His eyes were blazing. The world he was talking about was all around me. The proof was in the TV set, the phone, the infrared remote control which allowed me to call the nurse, adjust the bed, or turn up the heat...all without moving one inch.
"Where we're heading is to try to recreate the greatest logic network there is--the human body, with over three billion connecting switches. The problem is that there is no rhyme or reason in how it works. The connections are chaotic to say the least."
"How so?" I asked. "I thought it worked fairly logically."
"Well, the mechanical part does work logically. The behind the scenes stuff. The engine room. What is not so logical is how people think. Let me give you an example. Say I'm at a party, talking to a woman, having a nice conversation about whatever. All of a sudden I reach over and smack the woman across the face for no apparent reason. Now..what goes through this person's mind?"
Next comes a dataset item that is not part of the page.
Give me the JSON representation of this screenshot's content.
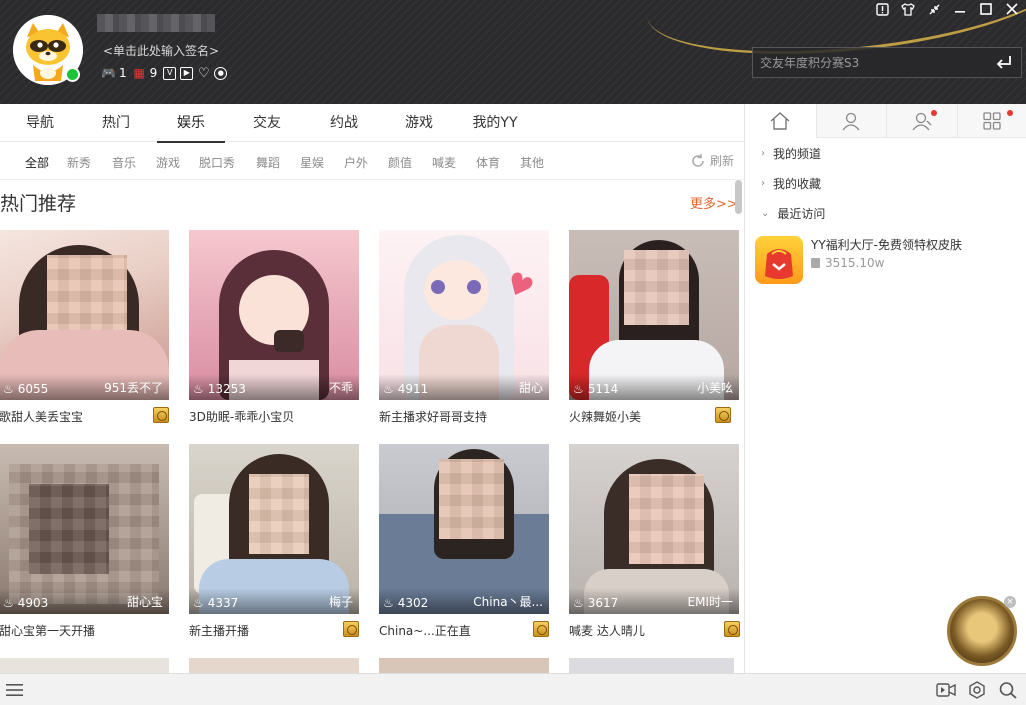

"The same thing that's going through my mind...that you're a complete lunatic."
He looked surprised, derailed for a moment. Then he continued.
"Maybe. But first her engine room is registering pain and shock. Her blood rushes immediately to the spot to have a look around. Then suddenly her mind starts to analyse. Who knows what direction this might take? It depends on her character. She may say to herself: This man has had too much to drink. He is on drugs. It is something I said. All males are aggressive. We should never have reduced funding for lunatic asylums. I'll donate next time to the battered wives' hospice. Here's a chance to use the self defense skills I've learned in karate. This wine bottle would make a good weapon. Maybe I should scream. What a strange sense of humour this guy has. I love assertive men. I'm outta here. The possibilities are endless."
"Now. How do you program a machine to decide what course to follow? It's way too complex. And the machine would be too big. That’s what I do for a living."
“What?” I said.
“What do you mean what?”
“What you do for a living. I still don’t understand.”
We had come full circle and the conversation was leading nowhere. Turning a machine which could cold-bloodedly make calculations using bits and adders into the unpredictable chaos of human emotions was and still would remain a mystery.
Stokely's attempt at deciphering this mystery was interrupted luckily by Tess, who had returned to pick him up for lunch.
"What have you two been discussing?" she asked as she came through the door and saw the computer on the bed.
"Stokely has been giving me the benefit of two hundred years of human achievement crammed into a two hour lecture."
She scolded him. "Stokely..." she said. Again she left her thoughts unfinished, but the message got through.
"Evan needs to rest, more than anything else."
She grabbed him by the arm and began dragging him out of the room.
"We'll be back for tea," she said.
Stokely shrugged his shoulders. "Sorry, bud. I hope I didn't get too carried away."
I shook my head. "I'll see you later," I said as they left the room.
As they left I thought of their family. Families after all are living organisms like the individual humans which compose them. In Stokely's family he was the mind and she was the heart. He was behind the controls of the engine room, the engineer who kept it running. She was what gave it a reason to endure, the spark of emotion which was the key link in the human chain which ran through their family's unique and twisting history.
The difference in their two visits was striking. Tess had reached outwards with her actions and feelings. Her sole purpose was to comfort me. Stokely had remained wrapped within himself, his crazy gifts and extended lecture an attempt to go against his self-contained nature in the only way he knew how.
By such contrasts is life made interesting.
Caught up in the wake of Stokely's explanation, I had never asked him if he would come to Valhalla with Tess and me. I resolved I would do it later when they returned.